Banning or restricting fall nitrogen (N) applications is often mentioned as a way to boost water quality. However, ISA data show banning fall N applications will not significantly improve water quality.
“Fertilizer is part of the equation, but it is a small part of the equation,” adds Chris Hay, ISA senior environmental scientist. “It didn’t create the problem, and it won’t be part of the whole solution.”
The sea of corn and soybeans that predominates the Upper Midwest owes it success to rich soils, says Hay. Unfortunately, this successful system is also a leaky one when it comes to nitrates. Perennial grasses that predominated the prairie before the arrival of European settlers nixed many nitrates from entering streams and rivers. That vegetation is devoid in a traditional row-crop system.
“When you don’t have active growing vegetation (in spring and fall), organic matter mineralizes,” says Hay. The resulting mobile nitrates can them move into tile lines and ultimately streams and rivers. The good news is that current crop systems can be tweaked so vegetation can tie up in nitrates in spring and fall, when soils are prone to nitrate loss.
“We have opportunities to bring perennials back into the system to take advantage of them,” he says. For example, there may be less economical parts of landscapes where perennials could play a role.
Regulations aren’t the only concern regarding water quality. The specter of lawsuits still looms, too. In January 2017, the Iowa Supreme Court ruled against Des Moines Water Works (DMWW) in its attempt to pursue damage payments as part of a lawsuit against three Iowa County Boards of Supervisors in the northern Iowa counties of Calhoun, Buena Vista, and Sac.
“They (DMWW) went after the weak link with drainage districts,” says Leeds. However, the Court ruled that the drainage districts could not do what DMWW wanted them to do, he says. Leeds doesn’t think DMWW will institute any more lawsuits. There may be other entities that will, though.
“I don’t think there’s any doubt we will face additional lawsuits,” he says. The same goes with regulators.
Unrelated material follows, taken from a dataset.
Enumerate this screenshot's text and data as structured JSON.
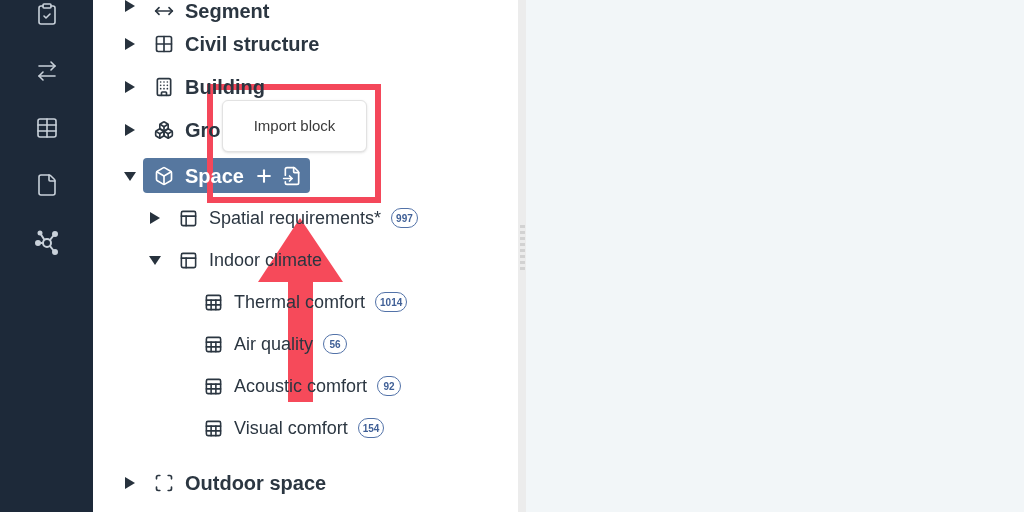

Although the Iowa legislature, Iowa Governor Kim Reynolds, and the Trump administration have worked to lessen regulatory loads on farmers, that could change, says Leeds.
“We are one election away from having different people in charge,” he says. “Bill Northey (former Iowa agriculture secretary and current USDA Undersecretary) has been quite vocal that we should not be overly dependent on an individual who happens to be secretary of agriculture for a term. Elections come and go, and as they typically do, the pendulum can swing too far. We are quite supportive, as is all of agriculture in terms of (reducing) regulations and environmental rules, but you do have to be careful of overreach. Sooner or later, there will have to be improvements in water quality.”
That’s where data collection comes into play. Algorithms used for predictive modeling in digital agriculture hinge on collecting large amounts of good-quality data, says Ed Anderson, ISA senior director of research. Ultimately, this will help farmers use practices that help boost water quality, he says.